Wednesday, August 16, 2006

Potato Man

I met Sven in Paris where we enjoyed shopping together for potatoes at the open-air market. I used them in stews. New potatoes tasted great boiled fresh with butter and parsley. Potatoes were always on the menu when we ate out. French cuisine satisfied Sven’s craving for the humble tuber, the result of having been raised on a potato-rich diet in Sweden.

My husband retired nine years ago and we moved from Europe to Cape Cod. Since American meals consist of a vegetable, meat or fish, and a starch, I started alternating rice, pasta, and potatoes at dinner. Little did I know this regime was a recipe for disaster. Sven began to lose his joie de vivre. He did not walk with the usual swagger, the glint left his eye, and meals ceased to be the treat they once were. Something was wrong . . .

One day I decided to start a vegetable garden in order to provide fresh tomatoes to guests at our bed and breakfast. While perusing a seed catalogue, I noticed Swedish peanut fingerlings and remembered a neighbor’s comment that potatoes would thrive in the sandy soil of Wellfleet. It occurred to me that Sven might enjoy growing spuds. After all, didn’t potato plants dot the fields around his hometown? His mother had even produced “snow balls” in her backyard. Perhaps we should try growing potatoes, too? Without hesitation, I added a pound of “Swedish peanuts” to my order.

When the seed potatoes arrived, Sven showed me how to cut them so two eyes were on the surface and explained the hilling-up process. Eagerly he planted the spuds himself. He began to go out into the garden more often. Together we watched as the little plants began to sprout and flower. He watered the plants with care and picked off potato beetles. Then one day Sven pronounced the growing period over. Our crop was ready. Digging our first potatoes was quite an event. At dinner that night Sven slid a slice of fingerling into his mouth as if it were a communion wafer. A look of bliss spread across his face. In fact, the potatoes made him so happy that I decided to order more. In subsequent years, I purchased five pounds, then eight, then eighteen. Each year we try new varieties. Our organic potatoes taste better than any I have ever purchased at a supermarket.

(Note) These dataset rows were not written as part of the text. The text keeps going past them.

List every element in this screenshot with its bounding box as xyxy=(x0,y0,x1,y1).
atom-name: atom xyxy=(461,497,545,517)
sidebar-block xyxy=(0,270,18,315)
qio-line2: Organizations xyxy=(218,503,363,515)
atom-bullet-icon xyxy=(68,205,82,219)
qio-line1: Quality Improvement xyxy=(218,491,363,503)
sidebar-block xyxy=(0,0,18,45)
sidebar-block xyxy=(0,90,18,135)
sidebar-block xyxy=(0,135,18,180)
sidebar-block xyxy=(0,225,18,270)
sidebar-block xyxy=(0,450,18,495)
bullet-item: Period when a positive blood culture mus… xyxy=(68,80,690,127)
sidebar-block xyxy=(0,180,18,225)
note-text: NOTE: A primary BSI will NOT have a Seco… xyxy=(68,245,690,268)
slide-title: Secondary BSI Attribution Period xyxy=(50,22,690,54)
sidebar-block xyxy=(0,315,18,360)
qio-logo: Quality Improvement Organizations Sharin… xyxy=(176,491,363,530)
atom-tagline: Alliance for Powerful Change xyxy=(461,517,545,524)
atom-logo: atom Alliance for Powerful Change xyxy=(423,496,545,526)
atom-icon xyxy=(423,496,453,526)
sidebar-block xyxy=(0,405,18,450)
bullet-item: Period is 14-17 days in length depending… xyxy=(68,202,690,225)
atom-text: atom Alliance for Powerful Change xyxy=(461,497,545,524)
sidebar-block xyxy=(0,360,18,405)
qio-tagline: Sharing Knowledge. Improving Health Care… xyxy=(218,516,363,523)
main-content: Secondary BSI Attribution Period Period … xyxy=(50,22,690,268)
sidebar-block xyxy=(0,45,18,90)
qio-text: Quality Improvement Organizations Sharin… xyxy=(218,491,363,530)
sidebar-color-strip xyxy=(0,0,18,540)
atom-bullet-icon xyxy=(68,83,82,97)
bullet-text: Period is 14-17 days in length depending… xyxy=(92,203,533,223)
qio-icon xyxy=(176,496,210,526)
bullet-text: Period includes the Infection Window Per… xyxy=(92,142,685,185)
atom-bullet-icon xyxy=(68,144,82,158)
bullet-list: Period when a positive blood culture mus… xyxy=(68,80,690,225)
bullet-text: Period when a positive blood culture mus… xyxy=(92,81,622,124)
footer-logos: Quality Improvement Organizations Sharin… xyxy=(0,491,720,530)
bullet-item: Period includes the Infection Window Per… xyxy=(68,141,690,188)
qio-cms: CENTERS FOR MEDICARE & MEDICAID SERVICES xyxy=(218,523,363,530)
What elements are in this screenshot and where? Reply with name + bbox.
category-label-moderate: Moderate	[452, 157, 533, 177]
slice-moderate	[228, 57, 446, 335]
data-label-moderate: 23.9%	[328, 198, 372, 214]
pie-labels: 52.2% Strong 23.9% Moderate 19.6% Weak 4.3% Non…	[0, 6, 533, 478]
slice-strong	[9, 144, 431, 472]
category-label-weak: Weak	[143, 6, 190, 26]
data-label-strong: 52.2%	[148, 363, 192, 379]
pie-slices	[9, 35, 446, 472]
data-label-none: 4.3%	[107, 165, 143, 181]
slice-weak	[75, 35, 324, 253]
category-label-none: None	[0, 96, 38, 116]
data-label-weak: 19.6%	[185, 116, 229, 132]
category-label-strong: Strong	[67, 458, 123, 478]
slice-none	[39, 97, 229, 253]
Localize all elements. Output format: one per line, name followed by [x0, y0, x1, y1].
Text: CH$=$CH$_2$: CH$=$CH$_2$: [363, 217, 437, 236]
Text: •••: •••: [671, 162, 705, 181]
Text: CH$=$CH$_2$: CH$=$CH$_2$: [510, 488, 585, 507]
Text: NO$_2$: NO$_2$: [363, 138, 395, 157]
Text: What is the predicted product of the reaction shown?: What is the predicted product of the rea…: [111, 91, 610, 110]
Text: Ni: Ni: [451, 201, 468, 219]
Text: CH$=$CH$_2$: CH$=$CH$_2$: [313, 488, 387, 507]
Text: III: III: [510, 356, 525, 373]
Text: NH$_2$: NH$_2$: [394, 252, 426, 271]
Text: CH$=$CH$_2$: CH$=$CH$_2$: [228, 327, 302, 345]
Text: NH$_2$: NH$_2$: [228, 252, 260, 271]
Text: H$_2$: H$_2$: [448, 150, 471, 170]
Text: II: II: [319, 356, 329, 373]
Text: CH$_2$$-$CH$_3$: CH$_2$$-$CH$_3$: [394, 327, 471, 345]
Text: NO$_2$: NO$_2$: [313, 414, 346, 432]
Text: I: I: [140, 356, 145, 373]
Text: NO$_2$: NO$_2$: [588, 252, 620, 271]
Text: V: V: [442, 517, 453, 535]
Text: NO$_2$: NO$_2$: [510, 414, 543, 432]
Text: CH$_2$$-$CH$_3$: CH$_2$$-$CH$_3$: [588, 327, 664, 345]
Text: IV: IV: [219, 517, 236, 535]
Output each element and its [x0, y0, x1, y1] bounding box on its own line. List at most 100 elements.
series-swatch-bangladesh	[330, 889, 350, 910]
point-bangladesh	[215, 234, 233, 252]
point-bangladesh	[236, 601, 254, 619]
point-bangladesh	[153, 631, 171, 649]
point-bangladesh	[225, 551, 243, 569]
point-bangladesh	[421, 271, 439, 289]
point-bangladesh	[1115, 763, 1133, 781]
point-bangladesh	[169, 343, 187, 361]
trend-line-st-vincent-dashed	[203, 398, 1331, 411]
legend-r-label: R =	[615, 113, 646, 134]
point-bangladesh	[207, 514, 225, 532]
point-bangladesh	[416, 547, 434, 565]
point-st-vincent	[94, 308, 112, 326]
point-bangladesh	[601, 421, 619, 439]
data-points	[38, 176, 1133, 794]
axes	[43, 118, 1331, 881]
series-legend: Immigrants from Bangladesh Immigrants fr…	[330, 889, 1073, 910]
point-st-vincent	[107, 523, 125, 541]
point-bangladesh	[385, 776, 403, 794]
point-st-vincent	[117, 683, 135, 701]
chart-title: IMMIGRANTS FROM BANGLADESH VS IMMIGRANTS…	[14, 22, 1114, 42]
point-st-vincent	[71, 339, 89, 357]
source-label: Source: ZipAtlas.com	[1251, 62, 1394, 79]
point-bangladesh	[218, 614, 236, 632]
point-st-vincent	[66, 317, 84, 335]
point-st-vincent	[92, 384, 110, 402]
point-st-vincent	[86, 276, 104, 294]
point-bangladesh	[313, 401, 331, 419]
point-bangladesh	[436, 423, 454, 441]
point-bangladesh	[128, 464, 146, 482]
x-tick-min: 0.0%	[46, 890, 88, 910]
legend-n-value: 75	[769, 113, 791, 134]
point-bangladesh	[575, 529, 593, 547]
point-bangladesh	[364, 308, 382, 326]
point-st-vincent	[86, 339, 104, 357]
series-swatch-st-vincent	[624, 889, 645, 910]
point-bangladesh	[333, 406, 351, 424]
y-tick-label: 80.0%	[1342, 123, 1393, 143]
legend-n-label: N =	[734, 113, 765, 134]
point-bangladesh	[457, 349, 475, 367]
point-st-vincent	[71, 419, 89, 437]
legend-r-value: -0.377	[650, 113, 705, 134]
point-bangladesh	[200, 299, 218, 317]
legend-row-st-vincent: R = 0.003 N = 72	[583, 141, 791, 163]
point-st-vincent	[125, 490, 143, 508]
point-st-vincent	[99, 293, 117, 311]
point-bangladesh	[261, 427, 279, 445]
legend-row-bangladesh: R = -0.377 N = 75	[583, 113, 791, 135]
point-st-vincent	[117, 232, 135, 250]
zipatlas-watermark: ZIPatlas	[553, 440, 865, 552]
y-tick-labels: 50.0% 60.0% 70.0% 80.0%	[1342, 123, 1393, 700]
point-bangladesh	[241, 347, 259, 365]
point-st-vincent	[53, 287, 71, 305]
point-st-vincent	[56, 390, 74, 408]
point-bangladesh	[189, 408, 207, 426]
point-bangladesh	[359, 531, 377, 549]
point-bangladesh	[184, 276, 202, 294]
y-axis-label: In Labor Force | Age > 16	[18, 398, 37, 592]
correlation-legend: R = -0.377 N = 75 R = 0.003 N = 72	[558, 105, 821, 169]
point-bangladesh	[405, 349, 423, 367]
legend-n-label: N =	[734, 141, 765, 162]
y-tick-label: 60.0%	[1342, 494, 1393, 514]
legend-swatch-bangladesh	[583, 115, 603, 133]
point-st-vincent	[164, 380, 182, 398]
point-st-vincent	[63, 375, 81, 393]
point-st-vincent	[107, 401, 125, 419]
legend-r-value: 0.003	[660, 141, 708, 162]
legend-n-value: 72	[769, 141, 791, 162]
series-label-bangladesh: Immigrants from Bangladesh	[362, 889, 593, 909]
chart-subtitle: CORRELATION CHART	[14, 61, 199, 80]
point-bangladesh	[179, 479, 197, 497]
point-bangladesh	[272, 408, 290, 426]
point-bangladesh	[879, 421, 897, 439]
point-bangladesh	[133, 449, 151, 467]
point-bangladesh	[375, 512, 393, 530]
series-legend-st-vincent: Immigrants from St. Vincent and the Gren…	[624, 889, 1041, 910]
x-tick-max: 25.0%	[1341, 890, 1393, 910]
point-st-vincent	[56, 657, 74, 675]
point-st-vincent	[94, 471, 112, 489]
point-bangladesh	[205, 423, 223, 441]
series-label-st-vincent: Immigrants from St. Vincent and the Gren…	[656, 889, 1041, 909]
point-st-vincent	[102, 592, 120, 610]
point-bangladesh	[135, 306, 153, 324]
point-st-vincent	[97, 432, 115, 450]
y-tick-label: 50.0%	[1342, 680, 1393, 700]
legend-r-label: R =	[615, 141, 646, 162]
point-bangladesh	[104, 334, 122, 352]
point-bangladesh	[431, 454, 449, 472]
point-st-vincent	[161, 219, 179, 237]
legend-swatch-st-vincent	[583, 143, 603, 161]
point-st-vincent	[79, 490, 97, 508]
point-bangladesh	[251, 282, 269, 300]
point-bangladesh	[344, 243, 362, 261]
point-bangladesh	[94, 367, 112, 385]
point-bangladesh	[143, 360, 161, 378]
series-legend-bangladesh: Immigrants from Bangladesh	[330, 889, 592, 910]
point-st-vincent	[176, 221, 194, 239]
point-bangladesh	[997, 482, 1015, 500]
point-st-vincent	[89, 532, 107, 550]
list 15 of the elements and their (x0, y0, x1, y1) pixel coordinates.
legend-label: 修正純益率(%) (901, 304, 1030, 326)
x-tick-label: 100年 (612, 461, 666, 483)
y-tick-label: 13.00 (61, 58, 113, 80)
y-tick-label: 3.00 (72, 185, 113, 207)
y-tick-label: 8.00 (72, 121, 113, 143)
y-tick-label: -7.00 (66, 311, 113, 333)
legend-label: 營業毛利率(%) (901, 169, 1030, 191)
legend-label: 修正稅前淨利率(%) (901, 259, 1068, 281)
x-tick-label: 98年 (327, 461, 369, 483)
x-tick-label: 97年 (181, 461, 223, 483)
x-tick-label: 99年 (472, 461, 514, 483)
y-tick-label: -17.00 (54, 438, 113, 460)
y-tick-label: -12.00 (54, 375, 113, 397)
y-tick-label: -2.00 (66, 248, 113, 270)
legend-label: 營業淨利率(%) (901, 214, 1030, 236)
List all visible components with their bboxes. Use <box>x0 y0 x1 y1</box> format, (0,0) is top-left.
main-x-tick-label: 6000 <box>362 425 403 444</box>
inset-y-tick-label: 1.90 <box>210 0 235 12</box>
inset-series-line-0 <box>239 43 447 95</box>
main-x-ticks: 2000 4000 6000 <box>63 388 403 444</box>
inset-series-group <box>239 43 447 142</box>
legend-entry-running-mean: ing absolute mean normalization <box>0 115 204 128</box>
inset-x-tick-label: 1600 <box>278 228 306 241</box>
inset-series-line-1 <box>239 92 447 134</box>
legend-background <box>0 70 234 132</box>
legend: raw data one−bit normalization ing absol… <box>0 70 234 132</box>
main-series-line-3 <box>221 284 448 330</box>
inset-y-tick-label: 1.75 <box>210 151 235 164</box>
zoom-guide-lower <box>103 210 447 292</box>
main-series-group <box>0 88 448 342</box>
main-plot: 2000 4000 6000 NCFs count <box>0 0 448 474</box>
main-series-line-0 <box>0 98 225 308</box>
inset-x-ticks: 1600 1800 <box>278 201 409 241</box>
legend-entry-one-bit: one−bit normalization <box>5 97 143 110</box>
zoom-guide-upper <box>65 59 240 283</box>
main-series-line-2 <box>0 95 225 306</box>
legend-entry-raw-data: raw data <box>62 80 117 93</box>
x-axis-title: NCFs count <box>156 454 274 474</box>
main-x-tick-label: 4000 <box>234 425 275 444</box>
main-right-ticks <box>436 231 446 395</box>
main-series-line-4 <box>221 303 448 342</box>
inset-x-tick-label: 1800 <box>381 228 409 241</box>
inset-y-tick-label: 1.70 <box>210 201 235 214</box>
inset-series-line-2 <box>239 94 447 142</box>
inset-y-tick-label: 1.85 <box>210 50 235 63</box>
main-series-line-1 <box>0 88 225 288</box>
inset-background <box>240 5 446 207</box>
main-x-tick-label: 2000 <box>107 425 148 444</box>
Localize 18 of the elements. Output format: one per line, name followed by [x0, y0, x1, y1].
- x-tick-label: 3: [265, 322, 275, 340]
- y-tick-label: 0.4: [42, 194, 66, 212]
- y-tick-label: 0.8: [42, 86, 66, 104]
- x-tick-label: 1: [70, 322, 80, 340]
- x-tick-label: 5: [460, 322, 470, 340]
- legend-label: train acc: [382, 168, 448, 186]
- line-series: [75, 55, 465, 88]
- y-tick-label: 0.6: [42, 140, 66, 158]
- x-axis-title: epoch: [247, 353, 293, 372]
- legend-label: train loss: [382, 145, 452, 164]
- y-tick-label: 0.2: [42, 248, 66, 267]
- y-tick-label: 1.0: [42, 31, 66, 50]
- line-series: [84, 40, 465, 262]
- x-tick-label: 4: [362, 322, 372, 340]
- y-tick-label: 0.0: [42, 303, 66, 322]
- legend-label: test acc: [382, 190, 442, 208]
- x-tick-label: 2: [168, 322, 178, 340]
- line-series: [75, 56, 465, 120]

Sven has become Potato-Farmer-in-Chief, responsible for our potato crop. Every fall he shovels in compost and manure. In the spring, he tills the soil and digs furrows. He makes holes in neat little rows and tucks the tubers into the earth. Together we wait expectantly as the garden blossoms with potato plants flowering purple, white and pink. With bees buzzing around us, we hold hands and contemplate our potato fields, happy at last. “I guess I’m a potato man,” Sven concludes as he serves up a feast of fresh boiled new potatoes with salmon and dill. Potato man he is.